Oncologists' Perspectives and Practices on Minimal Residual Disease Testing in Multiple Myeloma

Background: Managing and monitoring patients with multiple myeloma (MM) is crucial. Minimal residual disease (MRD) testing is highly sensitive for evaluating therapy effectiveness. Establishing guidelines for routine MRD testing can improve patient outcomes. We researched oncologists' practice patterns and perspectives on MRD testing to compare opinions based on location and practice setting.

Methods: A global cohort of oncologists participated in an online survey comprising 15 questions. The survey was conducted in collaboration with the International Academy for Clinical Hematology (IACH) and the United States Myeloma Innovations Research Collaborative (USMIRC) from May 2024 to June 2024. Descriptive statistics were used, and proportions were reported. The Chi-square test for categorical variables compared demographic factors associated with MRD testing. Statistical analyses were conducted using Stata version 18,
and significance was defined as p<0.05.

Results:

In a survey of 115 oncologists, 59% (n=67) of respondents were male. Respondents were from the United States (n=42, 36%), Europe (n=39, 34%), South America (13, 11%), Asia (n=10, 9%), Africa (n=9, 8%), and North America other than the US (n=2, 2%). MRD testing was conducted by 44% (n= 51). The only significant positive predictor of the use of MRD testing was specialty (Plasma cell focused practice, 61% vs. Malignant Hematology 57% vs. general Hematology/Oncology 27%, p=0.003). Gender (p=0.671), years in a specialty (p=0.462), practice setting (p=0.544), patients seen per year (p=0.543), and geographic location (p=0.717) did not impact the decision to test. The primary purpose of MRD testing was to discuss the depth of response results with the patients (37%), followed by determining whether to continue treatment (33%), de-escalate treatment (14%), escalate treatment (10%), or discontinue treatment (6%). MRD detection methods utilized were flow cytometry (77%), next-generation sequencing (19%), clonal sequencing (2%), and others(2%). Thresholds for flow cytometry were 10^-5 (41%), 10^-4 (39%), 10^-6 (16%) and not answered (4%). Whole-body imaging for MRD confirmation was used by 72%, 6% preferred whole-body magnetic resonance imaging (MRI), 4% preferred whole-body computed tomography (CT), and 18% did not use imaging.

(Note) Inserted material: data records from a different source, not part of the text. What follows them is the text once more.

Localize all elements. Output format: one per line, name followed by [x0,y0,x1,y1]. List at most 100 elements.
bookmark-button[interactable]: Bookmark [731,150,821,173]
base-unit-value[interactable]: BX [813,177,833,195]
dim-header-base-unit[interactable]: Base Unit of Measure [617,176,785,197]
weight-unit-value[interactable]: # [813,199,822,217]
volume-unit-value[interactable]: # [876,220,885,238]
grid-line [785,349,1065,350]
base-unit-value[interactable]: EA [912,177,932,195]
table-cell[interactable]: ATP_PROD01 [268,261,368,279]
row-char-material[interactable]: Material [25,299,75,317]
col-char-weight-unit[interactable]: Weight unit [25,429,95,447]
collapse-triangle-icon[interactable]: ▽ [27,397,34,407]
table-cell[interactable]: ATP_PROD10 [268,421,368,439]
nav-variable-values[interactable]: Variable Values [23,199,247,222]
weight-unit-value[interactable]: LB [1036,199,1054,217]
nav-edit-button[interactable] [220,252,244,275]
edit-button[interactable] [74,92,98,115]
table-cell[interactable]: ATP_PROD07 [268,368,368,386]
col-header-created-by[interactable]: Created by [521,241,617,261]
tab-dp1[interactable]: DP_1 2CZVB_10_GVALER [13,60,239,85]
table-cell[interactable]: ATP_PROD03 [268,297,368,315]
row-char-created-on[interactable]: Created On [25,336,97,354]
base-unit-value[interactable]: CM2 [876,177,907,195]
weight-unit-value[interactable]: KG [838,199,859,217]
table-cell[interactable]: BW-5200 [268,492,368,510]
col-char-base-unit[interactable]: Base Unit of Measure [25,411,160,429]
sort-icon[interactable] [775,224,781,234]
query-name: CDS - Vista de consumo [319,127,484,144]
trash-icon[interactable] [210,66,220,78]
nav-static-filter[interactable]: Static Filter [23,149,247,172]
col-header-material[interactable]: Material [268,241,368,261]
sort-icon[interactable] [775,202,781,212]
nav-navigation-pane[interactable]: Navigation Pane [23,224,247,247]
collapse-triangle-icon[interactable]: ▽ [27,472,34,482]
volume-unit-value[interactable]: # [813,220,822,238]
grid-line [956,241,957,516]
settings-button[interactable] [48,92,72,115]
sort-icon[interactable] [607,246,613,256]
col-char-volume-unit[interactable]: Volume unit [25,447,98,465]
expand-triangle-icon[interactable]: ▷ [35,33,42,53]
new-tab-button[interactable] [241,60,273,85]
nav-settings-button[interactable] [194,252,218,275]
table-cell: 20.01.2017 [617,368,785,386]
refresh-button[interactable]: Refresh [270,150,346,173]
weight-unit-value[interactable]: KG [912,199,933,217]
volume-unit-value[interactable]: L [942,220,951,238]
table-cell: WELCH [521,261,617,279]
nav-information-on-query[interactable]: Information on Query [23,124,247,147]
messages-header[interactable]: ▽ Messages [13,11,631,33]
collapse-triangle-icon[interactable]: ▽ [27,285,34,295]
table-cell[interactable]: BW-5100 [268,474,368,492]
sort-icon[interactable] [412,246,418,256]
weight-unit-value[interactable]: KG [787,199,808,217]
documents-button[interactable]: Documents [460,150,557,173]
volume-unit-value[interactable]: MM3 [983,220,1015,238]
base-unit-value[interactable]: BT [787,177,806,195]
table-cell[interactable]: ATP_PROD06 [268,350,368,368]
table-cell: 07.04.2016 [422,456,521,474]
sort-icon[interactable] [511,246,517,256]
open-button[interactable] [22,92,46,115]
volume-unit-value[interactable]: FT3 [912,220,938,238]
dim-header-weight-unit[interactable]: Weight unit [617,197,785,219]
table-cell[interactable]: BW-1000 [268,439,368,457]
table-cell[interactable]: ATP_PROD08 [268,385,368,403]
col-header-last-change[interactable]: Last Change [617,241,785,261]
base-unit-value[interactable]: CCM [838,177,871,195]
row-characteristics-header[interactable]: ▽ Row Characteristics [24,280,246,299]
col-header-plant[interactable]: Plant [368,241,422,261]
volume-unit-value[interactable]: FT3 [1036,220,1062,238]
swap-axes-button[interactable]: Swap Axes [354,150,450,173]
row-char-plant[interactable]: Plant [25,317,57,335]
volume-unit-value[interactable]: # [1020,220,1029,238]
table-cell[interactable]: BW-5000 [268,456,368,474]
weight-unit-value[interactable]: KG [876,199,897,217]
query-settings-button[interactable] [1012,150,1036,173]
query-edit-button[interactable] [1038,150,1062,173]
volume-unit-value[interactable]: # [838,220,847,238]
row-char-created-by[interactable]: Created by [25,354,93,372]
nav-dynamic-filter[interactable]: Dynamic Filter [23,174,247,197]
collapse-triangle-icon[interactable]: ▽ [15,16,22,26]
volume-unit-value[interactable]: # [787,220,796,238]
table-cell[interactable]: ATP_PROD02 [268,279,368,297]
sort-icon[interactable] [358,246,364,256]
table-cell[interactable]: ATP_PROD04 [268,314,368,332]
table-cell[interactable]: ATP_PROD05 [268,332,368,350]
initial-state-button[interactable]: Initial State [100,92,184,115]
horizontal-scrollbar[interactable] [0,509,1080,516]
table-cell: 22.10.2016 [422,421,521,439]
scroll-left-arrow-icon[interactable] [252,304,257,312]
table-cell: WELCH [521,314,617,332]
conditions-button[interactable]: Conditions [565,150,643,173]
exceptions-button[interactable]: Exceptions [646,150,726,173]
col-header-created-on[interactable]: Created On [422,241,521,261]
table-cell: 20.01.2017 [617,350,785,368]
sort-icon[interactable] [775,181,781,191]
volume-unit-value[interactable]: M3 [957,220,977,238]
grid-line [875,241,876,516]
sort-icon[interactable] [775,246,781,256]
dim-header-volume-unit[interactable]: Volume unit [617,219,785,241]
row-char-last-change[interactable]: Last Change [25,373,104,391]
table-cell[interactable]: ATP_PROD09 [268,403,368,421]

Following complete remission post-transplant, 31% of participants reported undergoing MRD testing every 6 months, 23% opted for testing every 12 months, 20% responders based on frequency of testing on the patient's response, 16% performed testing every 3–4 months, and 10% did not conduct MRD testing at all. In terms of managing newly diagnosed secretory myeloma cases that tested MRD positive on day 100 post-transplant, the survey results showed that 44% of respondents would initiate consolidation therapy for two additional cycles, 36% preferred to begin maintenance therapy, 12% treated it as relapsed myeloma, and 8% suggested repeating the bone marrow biopsy. Regarding responders, 61% expressed intent to continue lenalidomide of MRD positive and repeat MRD testing to evaluate progress, while 39% stated they would continue lenalidomide until disease progression or intolerance. In cases where MRD testing remained positive after two complete treatment cycles, 50% of the respondents preferred continuing consolidation therapy for two additional cycles before reassessment, 32% favored transitioning to maintenance therapy while continuing MRD monitoring, 14% of the respondents preferred switching to a triplet regimen and to reassess MRD status, and 4% of the respondents opted to switch to maintenance therapy and discontinue MRD monitoring. Among 50 respondents, 54% suggested that the approach would differ based on the patient's transplant eligibility. Reasons for not performing MRD testing included unavailability (27%), lack of impact on treatment (25%), absence of uniformly accepted guidelines (23%), high cost of testing (16%), patient anxiety (2%), unclear benefits (2%), individual decision-making (2%) and others (3%).

Conclusion: For patients with MM, there is considerable variability in MRD testing and management practices based on the MRD results among oncologists globally, underscoring the necessity for further education, outcomes based clinical research and need to develop evidence-based standardized guidelines for use of MRD testing across diverse healthcare environments.